Mas Abian membanting piring berisi nasi dan lauk pauk yang telah aku siapkan untuknya. 

"Kamu bisa masak nggak, sih? Kamu mau membunuhku, ya? Itu makanan apa? Rasanya tidak jelas begitu. Bikinkan aku makanan yang lainnya. Nggak sudi aku memakan masakan tidak jelas seperti itu!" 

"Ta — tapi, Mas. Sudah tidak ada bahan lagi di kulkas. Silvia masakin mi instan mau?" 

"Kamu pikir aku suka mi instan?" Matanya menatap nyalang ke arahku, sebelum meninggal meja makan.

Hatiku terasa sangat sakit.

Air mata ini sudah tak dapat lagi aku tahan. Aku menangis sembari memunguti pecahan piring. 

 Hari pertama memasuki rumah suami aku harus mengalami sakit yang tak berdarah seperti ini. Apakah aku kuat menjalani rumah tangga bersamanya? 

Aku mengira setelah menikah hidup ini akan bahagia. Nyatanya pernikahan ini tak seindah yang aku bayangkan.

Suara deru mobil meninggalkan rumah, artinya Mas Abian pergi.

Aku segera membersihkan dapur bekas masak tadi dengan deraian air mata. Pernikahan ini tentu tidak akan pernah terjadi kalau saja aku mampu mengembalikan hutang-hutang almarhum bapak dengan uangku sendiri. 

Aku terpaksa menerima lamaran ibunya Mas Abian karena untuk menebus hutang-hutang yang sudah menggunung.

Almarhum bapak meninggalkan hutang yang tak sedikit jumlahnya bagi kami. Saat itu bapak dengan terpaksa harus meminjam uang pada bosnya demi mengobati ibu yang sakit jantung. 

Namun, ibu tetap tidak terselamatkan meskipun sudah diupayakan kesembuhannya. Belum ada setahun ibu meninggalkan dunia fana ini, bapak ikut menyusulnya. Sungguh perjalanan hidup yang tak mudah bagiku. 

 Bu Anis, sang pemberi hutang akan mengangap lunas semuanya, apabila aku mau menikah dengan anak semata wayangnya. 

Aku yakin mas Abian tidak menginginkan pernikahan ini. Itu sebabnya dia sangat membenciku. 

 "Bangun! Bukan di sini tempat tidur kamu!" Suaranya sangat tinggi. Membuatku kaget. Seketika mata ini sembuh dari ngantuk.

Aku tidak tahu harus tidur di mana? Tadi melihat kamar ini yang aku yakin bukan milik Mas Abian, sehinga berani masuk ke sini dan membawa koper.  

Sejak kakiku melangkah di rumah ini aku belum dikasih tahu harus tidur di mana. Bahkan koperku pun masih ada di ruang tamu, karena mas Abian langsung menyuruhku masak.

"Bawa koper kamu ke luar dari kamar ini!" 

Lekas, aku beringsut dari ranjang dan menyeret koper. Tidak tahu lagi harus tidur di mana? 
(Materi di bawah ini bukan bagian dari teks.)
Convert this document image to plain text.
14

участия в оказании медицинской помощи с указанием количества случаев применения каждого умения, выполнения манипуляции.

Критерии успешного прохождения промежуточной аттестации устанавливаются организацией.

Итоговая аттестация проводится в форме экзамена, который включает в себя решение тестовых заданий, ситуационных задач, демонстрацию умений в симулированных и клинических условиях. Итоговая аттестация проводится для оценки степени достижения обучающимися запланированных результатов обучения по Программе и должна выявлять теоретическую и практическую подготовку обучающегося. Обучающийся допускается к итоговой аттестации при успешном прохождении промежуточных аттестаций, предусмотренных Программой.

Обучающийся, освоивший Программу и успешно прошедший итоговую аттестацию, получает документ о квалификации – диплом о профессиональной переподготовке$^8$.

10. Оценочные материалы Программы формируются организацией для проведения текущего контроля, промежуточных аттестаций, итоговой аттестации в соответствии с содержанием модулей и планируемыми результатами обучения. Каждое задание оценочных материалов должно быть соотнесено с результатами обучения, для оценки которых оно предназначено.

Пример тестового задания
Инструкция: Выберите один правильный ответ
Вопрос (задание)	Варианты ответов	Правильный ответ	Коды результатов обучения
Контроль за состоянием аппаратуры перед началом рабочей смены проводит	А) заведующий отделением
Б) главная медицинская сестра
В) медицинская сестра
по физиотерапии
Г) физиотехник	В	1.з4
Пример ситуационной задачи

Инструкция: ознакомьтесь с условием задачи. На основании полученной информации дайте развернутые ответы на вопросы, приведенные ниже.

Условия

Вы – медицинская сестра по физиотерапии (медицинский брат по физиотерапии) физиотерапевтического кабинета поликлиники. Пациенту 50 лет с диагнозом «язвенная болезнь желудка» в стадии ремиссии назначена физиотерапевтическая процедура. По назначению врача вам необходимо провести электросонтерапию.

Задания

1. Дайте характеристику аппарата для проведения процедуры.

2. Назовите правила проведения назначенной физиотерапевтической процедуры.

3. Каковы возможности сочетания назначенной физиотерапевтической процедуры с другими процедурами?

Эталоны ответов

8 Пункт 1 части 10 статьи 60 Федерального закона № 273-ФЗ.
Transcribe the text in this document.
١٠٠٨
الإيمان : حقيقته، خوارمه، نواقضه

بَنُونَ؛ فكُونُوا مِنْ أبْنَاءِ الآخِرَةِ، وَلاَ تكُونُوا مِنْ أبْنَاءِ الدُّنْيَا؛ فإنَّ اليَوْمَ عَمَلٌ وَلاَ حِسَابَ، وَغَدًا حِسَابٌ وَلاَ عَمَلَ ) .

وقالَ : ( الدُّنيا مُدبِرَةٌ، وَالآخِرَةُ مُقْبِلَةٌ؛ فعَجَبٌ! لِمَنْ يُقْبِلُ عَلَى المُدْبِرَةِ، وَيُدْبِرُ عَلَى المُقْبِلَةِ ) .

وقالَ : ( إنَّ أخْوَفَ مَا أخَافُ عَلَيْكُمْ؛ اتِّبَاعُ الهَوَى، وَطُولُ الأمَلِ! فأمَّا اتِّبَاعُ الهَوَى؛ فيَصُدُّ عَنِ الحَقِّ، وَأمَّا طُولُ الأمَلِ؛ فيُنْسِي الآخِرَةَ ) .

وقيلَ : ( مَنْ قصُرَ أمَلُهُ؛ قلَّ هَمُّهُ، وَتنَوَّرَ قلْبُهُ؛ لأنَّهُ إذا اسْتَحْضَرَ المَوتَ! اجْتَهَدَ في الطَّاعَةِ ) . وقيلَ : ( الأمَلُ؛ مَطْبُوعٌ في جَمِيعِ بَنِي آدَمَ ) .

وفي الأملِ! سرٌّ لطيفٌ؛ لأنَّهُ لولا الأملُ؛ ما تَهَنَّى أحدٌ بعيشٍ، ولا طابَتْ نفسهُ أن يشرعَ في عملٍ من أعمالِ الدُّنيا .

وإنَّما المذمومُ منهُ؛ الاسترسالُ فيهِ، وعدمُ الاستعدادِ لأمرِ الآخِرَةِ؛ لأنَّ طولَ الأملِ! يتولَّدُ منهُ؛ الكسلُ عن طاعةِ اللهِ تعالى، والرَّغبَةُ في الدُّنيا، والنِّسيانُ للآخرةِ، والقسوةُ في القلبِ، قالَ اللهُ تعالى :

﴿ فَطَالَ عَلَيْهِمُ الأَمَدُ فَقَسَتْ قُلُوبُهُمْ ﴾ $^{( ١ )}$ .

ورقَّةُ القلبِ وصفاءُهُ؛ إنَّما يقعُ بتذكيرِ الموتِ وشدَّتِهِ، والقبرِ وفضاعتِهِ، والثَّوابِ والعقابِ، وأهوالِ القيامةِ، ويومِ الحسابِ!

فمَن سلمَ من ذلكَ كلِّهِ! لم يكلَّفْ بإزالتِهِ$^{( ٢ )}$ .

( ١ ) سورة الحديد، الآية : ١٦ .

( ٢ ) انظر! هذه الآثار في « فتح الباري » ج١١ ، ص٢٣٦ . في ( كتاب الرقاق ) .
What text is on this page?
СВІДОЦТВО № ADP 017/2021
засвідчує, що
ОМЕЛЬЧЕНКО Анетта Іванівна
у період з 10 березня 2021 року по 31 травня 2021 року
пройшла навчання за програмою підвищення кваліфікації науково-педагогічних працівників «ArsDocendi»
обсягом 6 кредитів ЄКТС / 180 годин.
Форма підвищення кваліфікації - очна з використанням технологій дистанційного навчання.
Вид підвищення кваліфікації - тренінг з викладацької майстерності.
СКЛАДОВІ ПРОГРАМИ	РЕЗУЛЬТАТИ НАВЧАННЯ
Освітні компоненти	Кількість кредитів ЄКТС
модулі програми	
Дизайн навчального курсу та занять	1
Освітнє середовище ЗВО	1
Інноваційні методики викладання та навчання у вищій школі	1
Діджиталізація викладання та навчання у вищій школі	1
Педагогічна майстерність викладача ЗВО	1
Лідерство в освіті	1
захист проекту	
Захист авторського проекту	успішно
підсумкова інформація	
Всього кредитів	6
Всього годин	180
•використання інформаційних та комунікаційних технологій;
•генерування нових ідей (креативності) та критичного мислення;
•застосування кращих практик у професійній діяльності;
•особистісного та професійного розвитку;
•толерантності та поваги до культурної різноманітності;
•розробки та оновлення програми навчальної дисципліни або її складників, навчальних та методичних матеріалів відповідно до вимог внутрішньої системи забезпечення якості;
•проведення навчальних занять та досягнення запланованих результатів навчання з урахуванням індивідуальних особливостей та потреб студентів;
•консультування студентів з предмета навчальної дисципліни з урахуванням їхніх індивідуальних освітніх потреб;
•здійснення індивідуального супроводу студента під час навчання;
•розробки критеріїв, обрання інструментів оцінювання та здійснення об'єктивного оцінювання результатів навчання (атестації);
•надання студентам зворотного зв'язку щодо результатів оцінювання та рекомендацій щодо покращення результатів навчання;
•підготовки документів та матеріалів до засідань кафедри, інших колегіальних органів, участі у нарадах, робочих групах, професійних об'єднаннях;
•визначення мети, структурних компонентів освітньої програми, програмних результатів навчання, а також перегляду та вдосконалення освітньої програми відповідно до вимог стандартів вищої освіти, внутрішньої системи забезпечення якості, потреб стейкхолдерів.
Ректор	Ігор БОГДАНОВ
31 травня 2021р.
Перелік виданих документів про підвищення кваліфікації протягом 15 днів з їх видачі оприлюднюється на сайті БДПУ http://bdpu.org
"Aku tidur di kamar. Kamu di gudang kecil itu. Jangan pernah berharap kita akan tidur di ranjang yang sama. Ingat! kamu adalah seorang istri yang hanya di status saja."  

Tes! 

Bulir bening ini tanpa permisi langsung menerobos ke luar dari tempatnya. Saking sakitnya hati ini.

Sungguh kata-katanya sangat tajam. Bagai belati yang mampu menusuk relung hati. Segitu hina kah diriku di matanya?

"Tanda tangani ini."

Pria yang kemarin malam mengucapkan ijab qobul di depan pamanku itu menyodorkan kertas yang berisi perjanjian pernikahan. 

Aku menerima kertas itu setelah mengusap kasar air mataku.

"Baca baik-baik supaya kamu paham!" tegasnya.

Aku membaca dengan mata yang berembun. Isi dari perjanjian tersebut adalah.

1.Jangan melibatkan perasaan di hubungan ini.

2. Tidak boleh ikut campur urusan masing-masing.

3. Kita harus bersandiwara di depan orang lain. Terutama Ibu. Seolah kita bahagia dengan pernikahan ini.

"Ada yang mau ditanyakan?" tanyanya penuh penekan.

"Tidak, Mas. Aku paham dengan semua ini. Tidak usah khawatir."

"Bagus kalau begitu. Diingat-ingat isi perjanjiannya. Jangan sampai lupa. Sekarang tanda tangani!" 

Tanpa protes aku pun segera membubuhkan tanda tangan di atas kertas tersebut. Percuma menolak juga. Toh, dia tidak memberi pilihan. Namun, memaksaku untuk menerima pernjanjian yang dia buat sendiri.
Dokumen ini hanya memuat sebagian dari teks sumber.